She stood by the water. Alone, the moon shone down and painted itself onto the ripples of the lake that almost touched her bare toes. The water knew to let her alone tonight. It had memory. And recalled the words that had been spat between them; although, the wind was not so considerate. Its breeze pulled strands of her hair free from their confines atop her brunette head and whistled through the fir trees around the lake without a second thought. She stared out over the water, unseeing and oblivious, as the moon sketched its portrait out across the lake. And she barely registered the gentle tug of the wind.
She sighed. Then removed the thin shawl from her shoulders and let it fall to the sand. This time she watched as a tassel on her shawl soaked up the fresh water and became a deeper shade of red that could have blood in the water. She tipped her head back. Her eyes were met with a clear sky and a million stars.
Four winters had passed since she and her sister had been to the Solstice Market. Night had arrived early and with it all the stars. All of the candles and torches made rosey cheeks glow and all the stalls were luminous in the firelight. The night was more than cold – that was evident from all of the hats, gloves, scarves, and thick winter coats – but neither of the sisters felt the chill. Their stomachs were too full of hot food and mulled wine and their hearts were too warm for any whisper of cold to sneak through their coats.
They walked arm in arm down a row of fire lit stalls. Each vendor had something unique to give. One stall they passed was filled with glittering sweets, of every shape, size, and colour you could imagine. Another was selling all manner of perfumes. The smell was so divine as they passed that they couldn’t help but stop and sample each and every one. The sisters stood before the salesman; he was a small man with a round, pot belly, the broadest of smiles, and a feeling of warmth and kind gentleness about him. His plump fingers plucked out a particularly curious purple bottle that was half filled with a clear liquid. The small man removed the stopper from the bottle and carefully swirled the purple vial beneath their noses. The scent that overwhelmed their senses seemed so impossible to contain inside something so simple as a bottle, that it could’ve been witchcraft. But this kindly man had done it. It was like roses after rain, when petrichor fills the air and underlines the sweetness of the pink petals with a familiar bitterness that brings back memories of tall boots and muddy puddles. The women both hummed together in delight of the perfume, and one reached for her purse to dig out thirty silver pieces. They clinked together in the palm of the small man and his grin widened as he packed the purple vial in tissue paper that matched the small bag that he placed it inside. The sisters linked arms again and continued to amble down the row of stalls, a small neatly packed bag in hand.
A woman with a lilted voice beckoned them over to look at her fabrics of every conceivable colour. Her stall was an ocean of reds, oranges, yellows, greens, blues, purples, lilacs, and pinks, all glinting in the warm torchlight. The woman – tall, with long, fair hair and lilac eyes – gestured for the sisters to handle the fabrics. The younger of the sisters reached down to a fabric of deep red. She held it between her fingertips and the material was so soft that if she wasn’t watching herself hold it, she wouldn’t have known it was there. “Elven silk,” said the woman with lilac eyes; her voice was almost as soft as the silk the youngest sister held between her fingertips. She lifted up the silk to admire it even more beneath the firelight. The eldest sister lent over the fabrics, that were elegantly woven around each other across the stall, and handed over four gold pieces for a shawl in the blood red elven silk that her little sister was so admiring.

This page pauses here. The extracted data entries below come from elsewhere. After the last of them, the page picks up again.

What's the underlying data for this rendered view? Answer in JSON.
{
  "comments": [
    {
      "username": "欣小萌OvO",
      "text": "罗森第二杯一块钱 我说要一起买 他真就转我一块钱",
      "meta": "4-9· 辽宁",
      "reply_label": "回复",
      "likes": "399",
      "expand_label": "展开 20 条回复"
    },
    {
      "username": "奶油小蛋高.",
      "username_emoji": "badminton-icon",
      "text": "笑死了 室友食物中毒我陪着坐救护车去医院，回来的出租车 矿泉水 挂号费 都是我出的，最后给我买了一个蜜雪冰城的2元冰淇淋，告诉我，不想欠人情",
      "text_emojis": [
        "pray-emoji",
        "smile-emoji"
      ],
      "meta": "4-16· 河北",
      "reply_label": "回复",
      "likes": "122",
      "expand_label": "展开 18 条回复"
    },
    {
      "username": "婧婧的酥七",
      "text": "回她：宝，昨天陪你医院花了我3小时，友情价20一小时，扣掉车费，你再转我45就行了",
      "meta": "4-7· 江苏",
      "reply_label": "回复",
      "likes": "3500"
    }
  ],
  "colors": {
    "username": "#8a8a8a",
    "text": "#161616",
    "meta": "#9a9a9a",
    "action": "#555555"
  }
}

At the end of the row of stalls the market opened out and a band of bards were playing on a makeshift stage. Men, women, and children were dancing before them as their skirts, scarves, and coattails twirled and twisted in perfect rhythm with the music, forever following the movements of their wearers.
The sisters lead each other into the murmuration of dancers. They began spinning together, holding hands, moving apart and back together in time with the bards’ playing. The woman’s shawl of eleven silk flowed out behind her, as she tipped her head back and laughed at the stars.

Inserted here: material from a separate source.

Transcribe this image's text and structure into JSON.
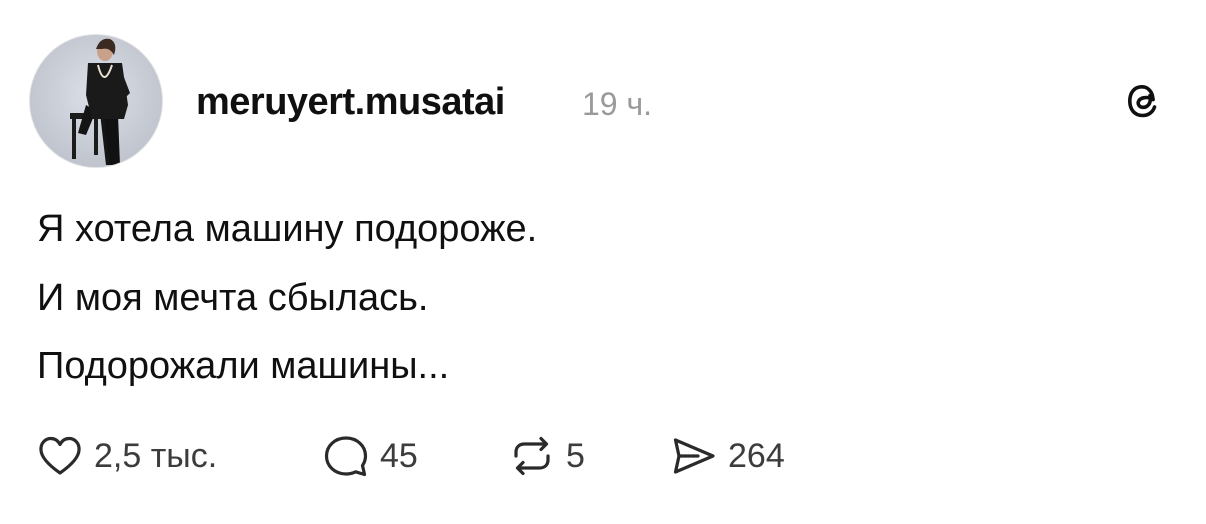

“I thought I would find you here,” Her older sister’s voice drifted down to where she stood at the water’s edge. The damp sand crumped, forming foot-shaped ovals that followed the woman as she walked down to where her little sister stood at the water’s edge. She smelled of roses after rain, the scent of her older sister’s perfume took her back to that night, one sniff and she was there again – spinning and swirling, laughing at the stars. “I know,” Her voice was so small in the night air, but her sister smiled to herself and reached down for the blood-red shawl that rested in the sand. She shook it and they watched as grains of sand were lit up by the moon as they fell. Then she skilfully swirled it across her little sister’s shoulders and the elven silk shimmered in the moonlight like morning dew on fresh strawberries.
“I know,” A smile laced her words, and she nudged her sister playfully.
They stood by the water. Shoulder to shoulder, watching as the moon painted itself onto the ripples of the lake as it gently lapped at their bare toes.